Yes, Tom. So Joe did a pretty good job, I think, of walking through the priorities that we're balancing on this line. We're ramping up the line. It serves multiple purposes. One is to help work out some of the details in the manufacturability of the product so that when we do get the state-of-the-art line, it meets or exceeds our expectations from day one. And so continuing to learn and make improvements off the semi-automated line. The second one is to deliver on critical customer shipments, so we can get product in the field so we can collect cycling data. Obviously, there's ERCOT in particular, might be in over time. And so we have several projects that we're trying to get delivered before you get into ERCOT summer. And so really, it's just working with customers, balancing their delivery schedules with our production capacity and the necessary capital. And so we'll continue to balance those as we get towards the fully automated line.
Got it. Okay. And then among the strategic partnerships you're working on, do you expect to continue it or maybe renegotiate the zinc bromide supply agreement you have with TETRA?
Look, we're in active negotiations throughout the supply chain. TETRA, obviously, we've been pretty vocal about that relationship. It's a great partnership with TETRA, and we're continuing to work through what that relationship looks like going forward.
Thanks, everybody, for listening in sticking with us here, as Tom said, a little bit of over time. A lot of things going on, a lot of stitching together and want everyone to understand not just what the numbers are, but the work going on underneath the numbers to get there. We feel really confident on where we are in the orders pipeline. We know that we have to convert those opportunities into orders. There's a lot of work that goes on underneath that on the timing of when those orders come in.
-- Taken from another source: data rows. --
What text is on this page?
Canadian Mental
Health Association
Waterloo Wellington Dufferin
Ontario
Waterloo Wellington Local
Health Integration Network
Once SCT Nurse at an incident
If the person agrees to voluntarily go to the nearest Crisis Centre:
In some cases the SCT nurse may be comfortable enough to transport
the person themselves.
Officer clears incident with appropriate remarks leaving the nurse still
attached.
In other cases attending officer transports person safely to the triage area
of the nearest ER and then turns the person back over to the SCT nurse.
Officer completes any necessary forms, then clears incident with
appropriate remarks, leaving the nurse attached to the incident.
To me, in my view, this is a question of not if, but when this is going to happen, as Nathan will though the market is shifting to longer duration storage. So there is always going to be some timing elements that we have to work through here but feel really good about what we have in the pipeline and how to be able to do that. And then as it relates to scaling up capacity, it's a complex -- it's a complex puzzle that we're putting together here. We're building the line is actually one piece of, if you will, a couple of legs that we have to build out simultaneously while continuing to deliver for our customers in the backlog and how we get product out in the field operating, which is the big proof point people look for as they're making purchasing decisions on future projects. So we'll keep our heads down and keep working on building the company, and we'll be back in December with a little more color around what the road map looks like to turn the company into a profitable company over time and what the factors are around that, that could accelerate or slow down that. But we feel really good operationally about where the company is and the work that the team is doing and how we're building a company for the long term that is going to capture growth in one of the biggest secular shifts we've seen in the energy industry in my career. So thanks, everyone, for the time today.
This concludes today's conference call. Thank you for participating. You may now disconnect.